Dana Milbank, “The GOP is Running Out of Time to Find the Anti-Trump”: “Republican elites are panicky about the durable dominance of Trump (and to a lesser extent Ben Carson) in the presidential race. They are right to worry, but I don’t feel much sympathy. Trump is a problem of their own creation. Trump gets ever more base in his bigotry — and yet, with few and intermittent exceptions, rival candidates, party leaders and GOP lawmakers decline to call him out. So he continues to rise, benefiting from tacit acceptance of his intolerance … The longer Republican leaders take to find their anti-Trump voices, the more their quiescence becomes an endorsement.”

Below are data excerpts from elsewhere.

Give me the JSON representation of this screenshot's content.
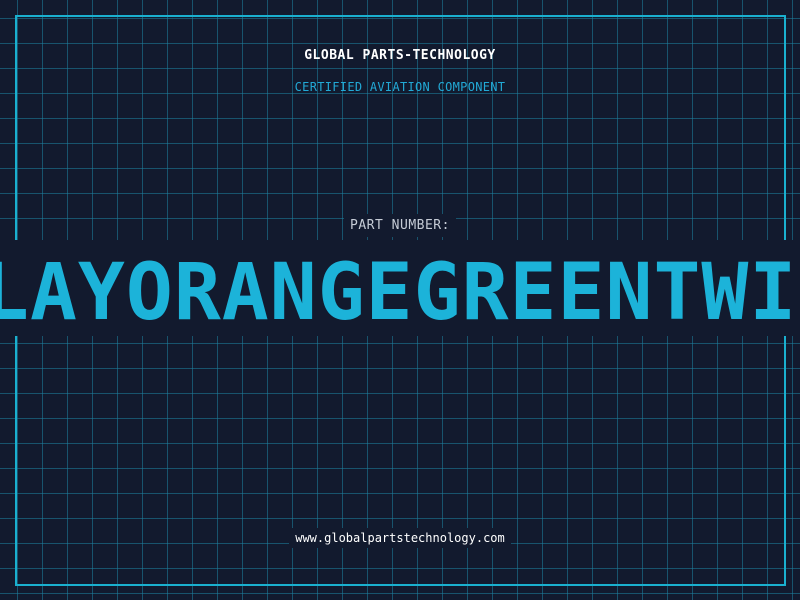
{
  "header": {
    "company": "GLOBAL PARTS-TECHNOLOGY",
    "subtitle": "CERTIFIED AVIATION COMPONENT"
  },
  "part": {
    "label": "PART NUMBER:",
    "value": "LAYORANGEGREENTWIS"
  },
  "footer": {
    "url": "www.globalpartstechnology.com"
  },
  "colors": {
    "background": "#121a2e",
    "grid": "#1e82a0",
    "accent": "#1cb3d9",
    "text": "#ffffff",
    "muted": "#c6ccd6"
  }
}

Jonathan Capehart, “How Trump is ‘Defining Deviancy Down’ In Presidential Politics”: “Just when you thought the Big Apple billionaire couldn’t sink any lower, he does. He gleefully dances through the nativist, racist, misogynistic slop as if he were Gene Kelly in ‘Singing in the Rain.’ And to make matters worse, Trump is rewarded for it … No amount of condemnation of his divisive, racist rhetoric seems to halt his advance. What he is doing, what he is saying is not who we are as a country. What he is doing and saying is not just ‘defining deviancy down,’ it’s destroying our country.”
Michael Tomasky, “Who in GOP Will Finally Stop Trump”: We’re at the point where we’re debating whether the Republican Party frontrunner is or is not objectively a fascist. Who in GOP is going to step up?

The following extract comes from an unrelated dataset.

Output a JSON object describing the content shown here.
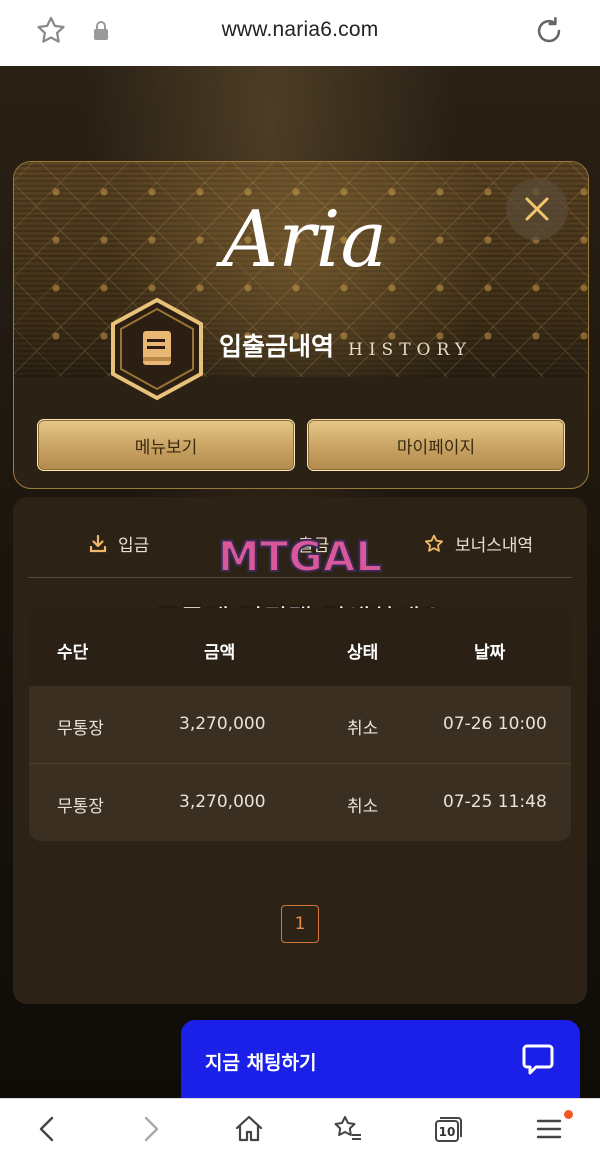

Ruth Ben-Ghiat, “Donald Trump Hits New Lows”: Ben-Ghiat, a history professor at NYU, writes: “After slandering Mexicans as drug dealers and rapists, and retweeting images of monkeys trying to cross the border, Donald Trump has declared open season on African-Americans.On Sunday, Trump defended the beating of a black protester who disrupted a campaign rally. White supporters punched and kicked the man, who was wearing a Black Lives Matter shirt. Hours later, Trump retweeted an image of a black gunman, twinned with false statistics that blame blacks for 97% of violence against blacks in America, shifting attention away from the white police brutality against blacks that has been so much in the news lately. As in the gallery of images he retweeted a few weeks ago — which attacked Hispanics and rival candidate Jeb Bush as their protector, but also included an image of a Nazi swastika — Trump chose visuals meant to fan the fires of prejudice in his supporters. Conservatives and political commentators such as Tom Bevan of RealClearPolitics.com minimize Trump’s outrageousness as all part of a social media strategy designed to keep him in the spotlight. But this blunts the political force of his tweets, helping his more mainstream followers to avoid uncomfortable truths about the causes they are supporting by backing him.”

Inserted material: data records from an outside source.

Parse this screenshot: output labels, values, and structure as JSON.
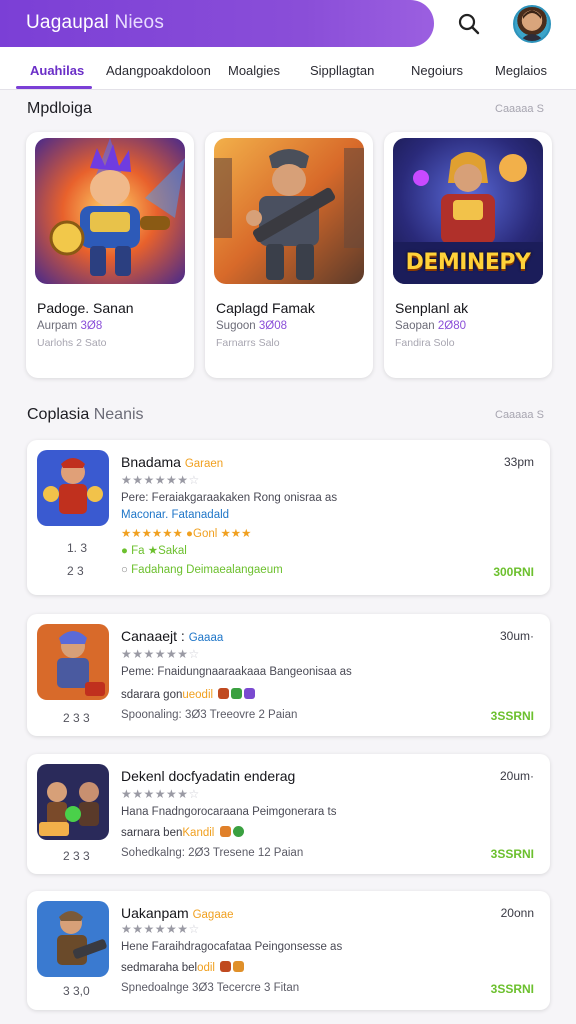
{
  "header": {
    "title_a": "Uagaupal",
    "title_b": "Nieos",
    "search_icon": "search-icon",
    "avatar_icon": "avatar"
  },
  "tabs": [
    {
      "label": "Auahilas",
      "active": true
    },
    {
      "label": "Adangpoakdoloon"
    },
    {
      "label": "Moalgies"
    },
    {
      "label": "Sippllagtan"
    },
    {
      "label": "Negoiurs"
    },
    {
      "label": "Meglaios"
    }
  ],
  "featured": {
    "title": "Mpdloiga",
    "more": "Caaaaa S",
    "cards": [
      {
        "name": "Padoge. Sanan",
        "line2_a": "Aurpam",
        "line2_b": "3Ø8",
        "line3": "Uarlohs 2 Sato",
        "art_text": ""
      },
      {
        "name": "Caplagd Famak",
        "line2_a": "Sugoon",
        "line2_b": "3Ø08",
        "line3": "Farnarrs Salo",
        "art_text": ""
      },
      {
        "name": "Senplanl ak",
        "line2_a": "Saopan",
        "line2_b": "2Ø80",
        "line3": "Fandira Solo",
        "art_text": "DEMINEPY"
      }
    ]
  },
  "list": {
    "title_a": "Coplasia",
    "title_b": "Neanis",
    "more": "Caaaaa S",
    "items": [
      {
        "title": "Bnadama",
        "tag": "Garaen",
        "time": "33pm",
        "desc": "Pere: Feraiakgaraakaken Rong onisraa as",
        "link": "Maconar. Fatanadald",
        "orange": "★★★★★★ ●Gonl ★★★",
        "green_line": "● Fa ★Sakal",
        "meta": "Fadahang Deimaealangaeum",
        "rank_a": "1. 3",
        "rank_b": "2 3",
        "price": "300RNI"
      },
      {
        "title": "Canaaejt :",
        "tag": "Gaaaa",
        "time": "30um·",
        "desc": "Peme: Fnaidungnaaraakaaa Bangeonisaa as",
        "orange": "sdarara gon",
        "orange_tail": "ueodil",
        "meta": "Spoonaling: 3Ø3 Treeovre 2 Paian",
        "rank_a": "2 3 3",
        "price": "3SSRNI"
      },
      {
        "title": "Dekenl docfyadatin enderag",
        "tag": "",
        "time": "20um·",
        "desc": "Hana Fnadngorocaraana Peimgonerara ts",
        "orange": "sarnara ben",
        "orange_tail": "Kandil",
        "meta": "Sohedkalng: 2Ø3 Tresene 12 Paian",
        "rank_a": "2 3 3",
        "price": "3SSRNI"
      },
      {
        "title": "Uakanpam",
        "tag": "Gagaae",
        "time": "20onn",
        "desc": "Hene Faraihdragocafataa Peingonsesse as",
        "orange": "sedmaraha bel",
        "orange_tail": "odil",
        "meta": "Spnedoalnge 3Ø3 Tecercre 3 Fitan",
        "rank_a": "3 3,0",
        "price": "3SSRNI"
      }
    ]
  },
  "colors": {
    "brand": "#7b3fd6",
    "price_green": "#6cc02e",
    "orange": "#f0a020"
  }
}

Ryan Cooper, “Donald Trump’s Alarming Skid Toward Outright Fascism”: “As of August, Trump had most of the ingredients for a fascist movement: the victim complex, the fervent nationalism, the obsession with national purity and cleansing purges, and the cult of personality. He was missing the organized violence, a left-wing challenge strong enough to push traditional conservative elites into his camp, support for wars of aggression, and a full-bore attack on democracy itself. He’s made much progress on all but the last one. It’s clear now that the Paris attacks enormously energized the Trumpist movement. He’s now speculating openly about invading Syria. Trump’s proposals have gone from overt prejudice to things literally taken out of late Weimar history — closure of mosques and a national Muslim database. The rank-and-file have both fed off and stoked this behavior. When a lone protester started chanting “black lives matter” at a Trump rally, Trumpists jumped him (he was luckily not badly injured). Trump later said, “Maybe he should have been roughed up.” Hours later he lied about witnessing Muslim crowds celebrating 9/11, and retweeted nonsense racist garbage from a literal neo-Nazi.